Di satu sisi, bisa dikatakan hal tersebut adalah sebuah lompatan khususnya bagi negeri ini. Orang bebas bersuara, bebas menyampaikan pendapat. Karena sebelumnya (pada masa orba) tak pernah mendapat kemewahan seperti itu. Di sisi lain, medan tersebut dieksploitasi untuk melakukan framing–framing untuk tujuan terselubung. Bisa jadi framing-framing tersebut berakibat sangat buruk, tetapi kita tidak merasa mengalami dampaknya. Itu sangat terasa, walaupun orang seakan tidak bisa menjelaskannya, pada hal – hal yang berkaitan dengan pasar dan politik, modal dan kekuasaan, kekayaan dan jabatan. Manusia seakan ingin menjadi Sang Maha, Sang Adikuasa.

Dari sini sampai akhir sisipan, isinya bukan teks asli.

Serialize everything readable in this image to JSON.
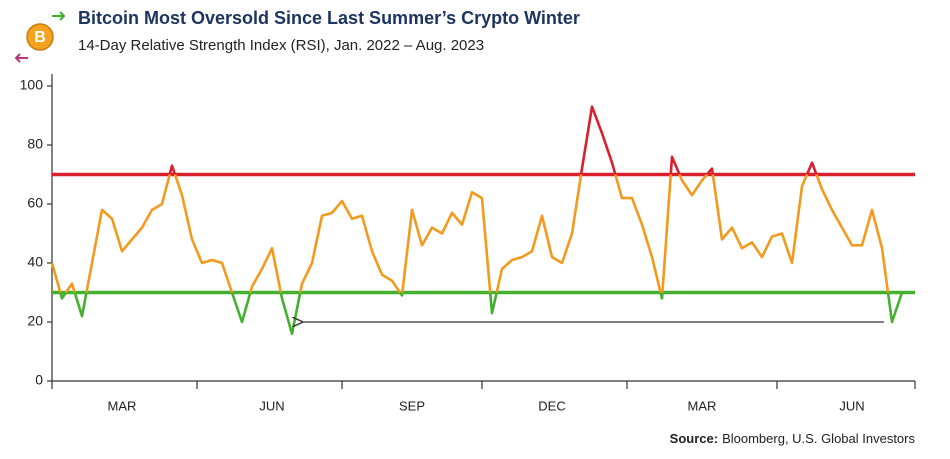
{
  "chart_data": {
    "type": "line",
    "title": "Bitcoin Most Oversold Since Last Summer’s Crypto Winter",
    "subtitle": "14-Day Relative Strength Index (RSI), Jan. 2022 – Aug. 2023",
    "source_label": "Source:",
    "source": "Bloomberg, U.S. Global Investors",
    "categories": [
      null,
      null,
      null,
      null,
      null,
      null,
      null,
      "MAR",
      null,
      null,
      null,
      null,
      null,
      null,
      null,
      null,
      null,
      null,
      null,
      null,
      null,
      null,
      "JUN",
      null,
      null,
      null,
      null,
      null,
      null,
      null,
      null,
      null,
      null,
      null,
      null,
      null,
      "SEP",
      null,
      null,
      null,
      null,
      null,
      null,
      null,
      null,
      null,
      null,
      null,
      null,
      null,
      "DEC",
      null,
      null,
      null,
      null,
      null,
      null,
      null,
      null,
      null,
      null,
      null,
      null,
      null,
      null,
      "MAR",
      null,
      null,
      null,
      null,
      null,
      null,
      null,
      null,
      null,
      null,
      null,
      null,
      null,
      null,
      "JUN",
      null,
      null,
      null,
      null,
      null
    ],
    "values": [
      40,
      28,
      33,
      22,
      40,
      58,
      55,
      44,
      48,
      52,
      58,
      60,
      73,
      63,
      48,
      40,
      41,
      40,
      30,
      20,
      32,
      38,
      45,
      28,
      16,
      33,
      40,
      56,
      57,
      61,
      55,
      56,
      44,
      36,
      34,
      29,
      58,
      46,
      52,
      50,
      57,
      53,
      64,
      62,
      23,
      38,
      41,
      42,
      44,
      56,
      42,
      40,
      50,
      72,
      93,
      84,
      74,
      62,
      62,
      53,
      42,
      28,
      76,
      68,
      63,
      68,
      72,
      48,
      52,
      45,
      47,
      42,
      49,
      50,
      40,
      66,
      74,
      65,
      58,
      52,
      46,
      46,
      58,
      45,
      20,
      30
    ],
    "color": "#f39a1e",
    "reference_lines": [
      {
        "value": 70,
        "color": "#d9202e"
      },
      {
        "value": 30,
        "color": "#45b02f"
      }
    ],
    "ylim": [
      0,
      100
    ],
    "yticks": [
      0,
      20,
      40,
      60,
      80,
      100
    ]
  }
}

Pada wilayah itulah simbol–simbol yang muncul dari khasanah keagamaan (yang kini dianggap klise) seperti Dajjal, Ya’juj dan Ma’juj, Al–Mahdi, Al–Masih, Hari Akhir bisa diungkap di era post-truth. Mungkin kita bisa menyadari post-truth dan mengunggap dajjal. Mungkin saja.
*) Penulis, tinggal di Bantul.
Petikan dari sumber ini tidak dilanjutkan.